Magnetic electron-hole asymmetry in cuprates: a computational revisit
Jiong Mei, Shao-Hang Shi, Ping Xu, Ziyan Chen, Hui-Ke Jin, Mingpu Qin, Zi-Xiang Li, Kun Jiang
TL;DR
This work investigates the longstanding question of electron–hole asymmetry in antiferromagnetism within cuprates by directly solving the three-band Emery model with parameters fitted to La$_2$CuO$_4$ and cross-validating results across VMC, DQMC, CP-AFQMC, DMET, and GA. The study finds that, when stripe or other competing orders are ignored, the AFM response to electron and hole doping is nearly symmetric, with robustness against moderate $U_p$ and Nd$_2$CuO$_4$-style parameter changes. A key insight is that dopant-induced defect potentials can create an extrinsic route to asymmetry: Cu-site defects enhance AFM on the electron-doped side, while O-site defects suppress it on the hole-doped side, highlighting the importance of defect physics in interpreting cuprate phase diagrams. The results imply that observed asymmetries in experiments may owe substantial contributions to dopant-induced effects, guiding future studies to incorporate such extrinsic factors when analyzing competing orders in cuprates.
Abstract
In this work, we revisit the electron-hole asymmetry of antiferromagnetism in cuprates by studying the three-band Emery model. Using parameters relevant to La$_2$CuO$_4$, we benchmark the anti-ferromagnetic response for a large range of dopings with variational Monte Carlo, determinant quantum Monte Carlo, constrained-path auxiliary-field quantum Monte Carlo, density-matrix embedding theory, and the Gutzwiller approximation.
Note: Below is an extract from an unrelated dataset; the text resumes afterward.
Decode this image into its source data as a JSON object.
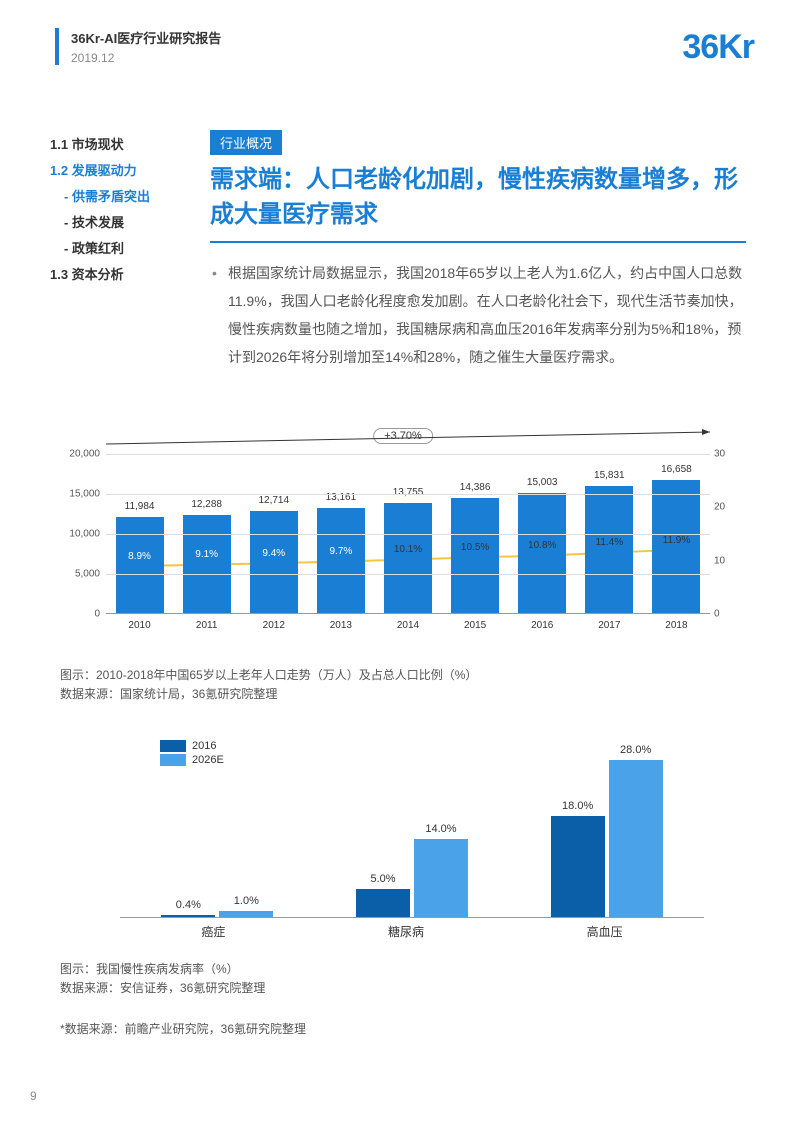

Across methods and accessible sizes/temperatures, we find no significant electron-hole asymmetry if we consider only Neel anti-ferronagnetic response and ignore other possible orders such as stripe state. This result is robust to a moderate oxygen-site repulsion $U_p$ and to parameter sets of Nd$_2$CuO$_4$. Incorporating dopant-induced local potentials reveals an extrinsic route to asymmetry: Cu-site defects enhance AFM on the electron-doped side, whereas O-site defects suppress it on the hole-doped side. These results indicate that dopant-driven effects make a non-negligible contribution to apparent electron-hole asymmetry in the general phase diagram of cuprates and should be included when analyzing competing orders in cuprates.